Cafeteria hours are 7:30 a.m.- 3 p.m. daily. A breakfast buffet is served from 7:30 to 9:30 a.m., lunch 11:30 a.m. to 1:30 a.m., snacks and beverages are served until 3 p.m.
The staff consist of Martin Turner, chef and manager, Mary Haga, cashier, Christy McKee, deli and salad bar, and Mat Bittenbender, grill.
The price range in the cafeteria is .39 cents and up. Compass, the company which manages Eurest also supplies the vending machine services located in buildings on-site.
Come try the cafeteria and see for yourself.
The CEBAF Center Auditorium was filled with Jefferson Lab employees who were eager to learn "Why Physicist Don't Act Normal." Nathan Isgur, Chief Scientist , head of the Theory Group and the University Relations office summed it up in a phrase "physicist lack common sense."
Isgur explained that in order to understand the way the world works physicists have to walk an intellectual tightrope, juggling between the "real" world and the world of a physics.
Being in two places at once is how the world works--the audience chuckled wondering how they could be in two places at once. To explain the concept Isgur compared a BB gun experiment to an electron gun experiment. If there are two holes on a piece of paper, a BB will only go through one hole at a time, while an electron will go through both holes because electrons wiggle-meaning electrons can be two places at once.

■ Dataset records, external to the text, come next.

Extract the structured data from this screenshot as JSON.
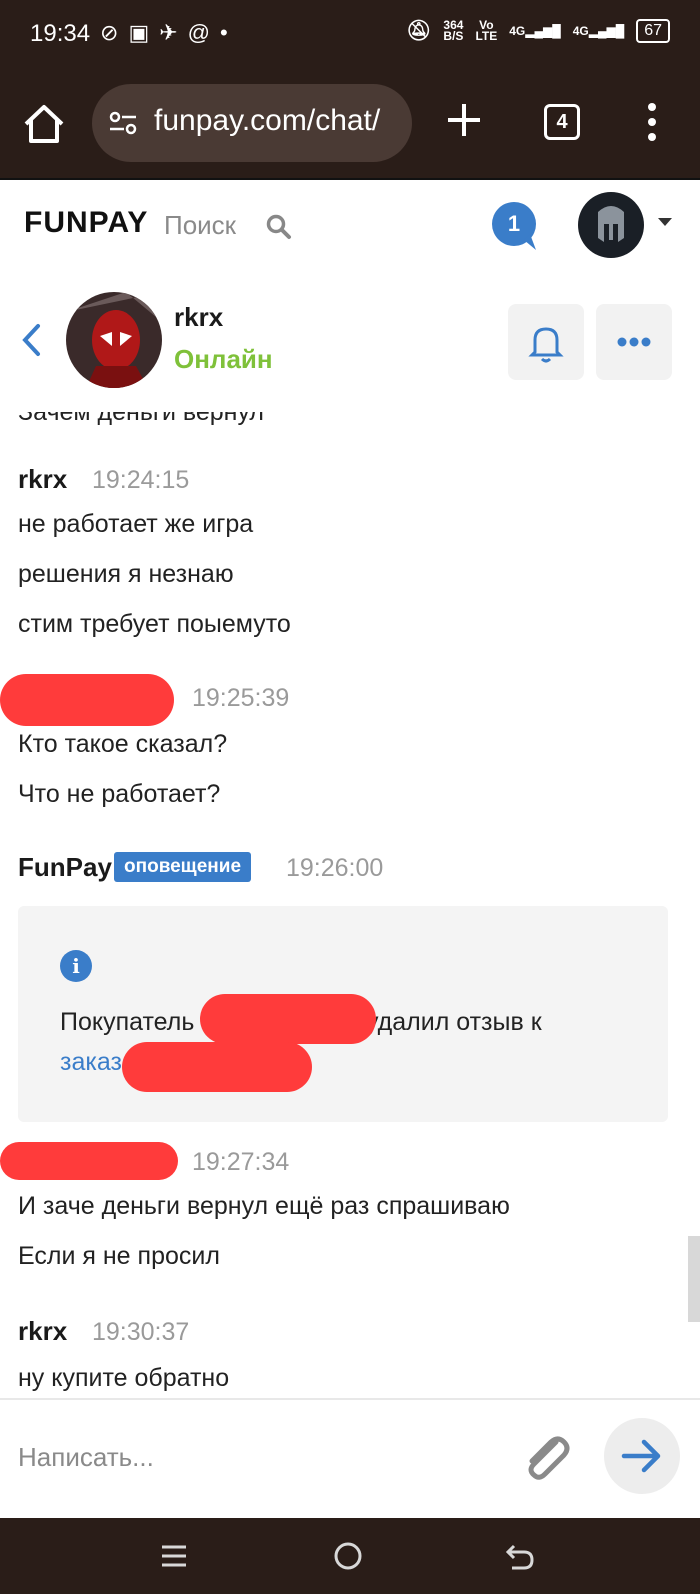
{
  "status_bar": {
    "time": "19:34",
    "net_speed": "364",
    "net_unit": "B/S",
    "volte_top": "Vo",
    "volte_bottom": "LTE",
    "net1": "4G",
    "net2": "4G",
    "battery": "67"
  },
  "browser": {
    "url": "funpay.com/chat/",
    "tab_count": "4"
  },
  "site_header": {
    "logo": "FUNPAY",
    "search_placeholder": "Поиск",
    "notification_count": "1"
  },
  "chat_header": {
    "peer_name": "rkrx",
    "peer_status": "Онлайн"
  },
  "messages": {
    "cut_top_text": "Зачем деньги вернул",
    "m1_author": "rkrx",
    "m1_time": "19:24:15",
    "m1_lines": [
      "не работает же игра",
      "решения я незнаю",
      "стим требует поыемуто"
    ],
    "m2_time": "19:25:39",
    "m2_lines": [
      "Кто такое сказал?",
      "Что не работает?"
    ],
    "m3_author": "FunPay",
    "m3_badge": "оповещение",
    "m3_time": "19:26:00",
    "m3_line1_start": "Покупатель",
    "m3_line1_end": "удалил отзыв к",
    "m3_line2_link": "заказ",
    "m4_time": "19:27:34",
    "m4_lines": [
      "И заче деньги вернул ещё раз спрашиваю",
      "Если я не просил"
    ],
    "m5_author": "rkrx",
    "m5_time": "19:30:37",
    "m5_cut_text": "ну купите обратно"
  },
  "composer": {
    "placeholder": "Написать..."
  },
  "colors": {
    "accent": "#3a7dc9",
    "online": "#7fc13a",
    "redaction": "#ff3b3b",
    "dark_chrome": "#2a1d18"
  }
}
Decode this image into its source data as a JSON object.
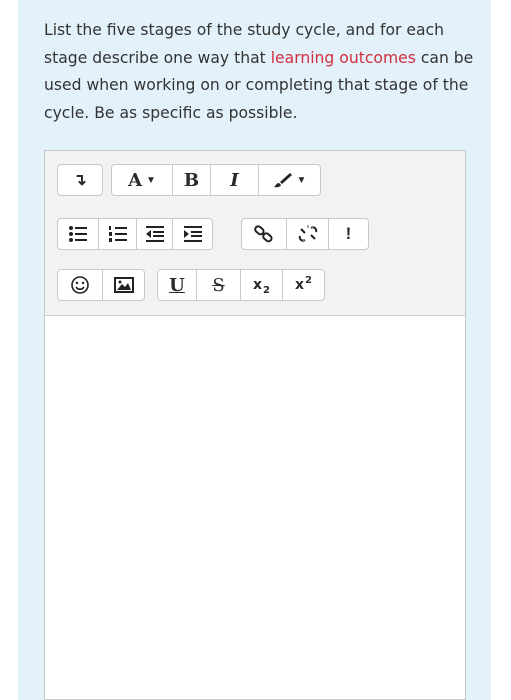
{
  "question": {
    "part1": "List the five stages of the study cycle, and for each stage describe one way that ",
    "highlight": "learning outcomes",
    "part2": " can be used when working on or completing that stage of the cycle. Be as specific as possible."
  },
  "toolbar": {
    "row1": [
      {
        "name": "show-more-icon",
        "glyph": "↴"
      },
      {
        "name": "font-size-button",
        "label": "A"
      },
      {
        "name": "bold-button",
        "label": "B"
      },
      {
        "name": "italic-button",
        "label": "I"
      },
      {
        "name": "text-color-button",
        "icon": "brush-icon"
      }
    ],
    "row2": [
      {
        "name": "unordered-list-button",
        "icon": "bullet-list-icon"
      },
      {
        "name": "ordered-list-button",
        "icon": "numbered-list-icon"
      },
      {
        "name": "outdent-button",
        "icon": "outdent-icon"
      },
      {
        "name": "indent-button",
        "icon": "indent-icon"
      },
      {
        "name": "link-button",
        "icon": "link-icon"
      },
      {
        "name": "unlink-button",
        "icon": "unlink-icon"
      },
      {
        "name": "nolink-button",
        "label": "!"
      }
    ],
    "row3": [
      {
        "name": "emoticon-button",
        "icon": "smiley-icon"
      },
      {
        "name": "image-button",
        "icon": "image-icon"
      },
      {
        "name": "underline-button",
        "label": "U"
      },
      {
        "name": "strikethrough-button",
        "label": "S"
      },
      {
        "name": "subscript-button",
        "label": "x",
        "small": "2"
      },
      {
        "name": "superscript-button",
        "label": "x",
        "small": "2"
      }
    ]
  },
  "editor": {
    "content": ""
  }
}
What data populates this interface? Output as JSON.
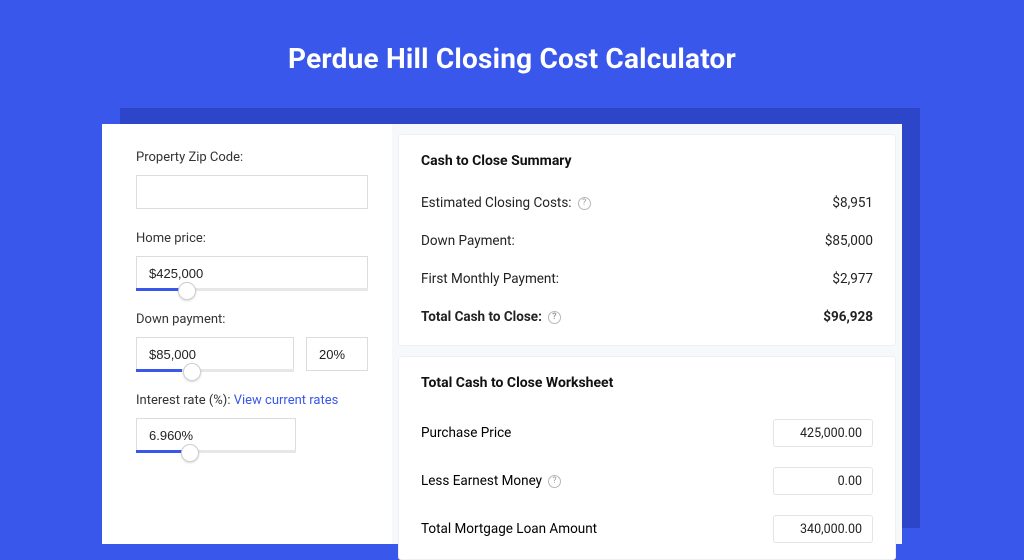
{
  "title": "Perdue Hill Closing Cost Calculator",
  "form": {
    "zip": {
      "label": "Property Zip Code:",
      "value": ""
    },
    "home_price": {
      "label": "Home price:",
      "value": "$425,000",
      "slider_pct": 22
    },
    "down_payment": {
      "label": "Down payment:",
      "value": "$85,000",
      "pct": "20%",
      "slider_pct": 28
    },
    "interest_rate": {
      "label": "Interest rate (%): ",
      "link": "View current rates",
      "value": "6.960%",
      "slider_pct": 34
    }
  },
  "summary": {
    "heading": "Cash to Close Summary",
    "rows": [
      {
        "label": "Estimated Closing Costs:",
        "help": true,
        "value": "$8,951"
      },
      {
        "label": "Down Payment:",
        "help": false,
        "value": "$85,000"
      },
      {
        "label": "First Monthly Payment:",
        "help": false,
        "value": "$2,977"
      }
    ],
    "total": {
      "label": "Total Cash to Close:",
      "help": true,
      "value": "$96,928"
    }
  },
  "worksheet": {
    "heading": "Total Cash to Close Worksheet",
    "rows": [
      {
        "label": "Purchase Price",
        "help": false,
        "value": "425,000.00"
      },
      {
        "label": "Less Earnest Money",
        "help": true,
        "value": "0.00"
      },
      {
        "label": "Total Mortgage Loan Amount",
        "help": false,
        "value": "340,000.00"
      }
    ]
  }
}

The talk was one of a series to acquaint non-technical employees of the lab with technical aspects of working at the Lab.
Jefferson Lab celebrated the 100th birthday of the electron discovered by J.J. Thomson with a special talk by Dr. Fred Dylla, Program Manager of the FEL Project and Head of the Technology Transfer Program on December 18.
Dylla, a scientific historian hobbyist, spoke about why the Lab is celebrating the discovery of the electron and Thomson the scientist, his vacuum work, competition, and the role of the electron in the 20th century.
Thomson's innumerable contributions to the world of science include solving the controversy of the nature of cathode rays, the link between conductivity in gases and electrolytes, proving cathodes are wave-like, and most importantly the first subatomic particle-the electron.
"If it were not for Thomson's discovery of the electron there would be no CEBAF", according to Lab Director Hermann Grunder.
Jordan Systems, Inc. received the Southeastern Universities Research Association Small Disadvantaged Business Award for Fiscal year 1997. This award was established in 1991 to recognize the exceptional performance by small disadvantaged businesses to excel at Jefferson Lab. Jordan Systems, Inc., a computer solution company, has provided Jefferson Lab with computing and data storage equipment since the fall of 1995. Jordan Systems, Inc. was founded on the principles of excellence, customer service, and integrity. According to Rita Chambers of the Jefferson Lab Computer Center, Jordan Systems, Inc. has lived up to these principles by providing superior performance of all aspects of their computer hardware contracts with the laboratory.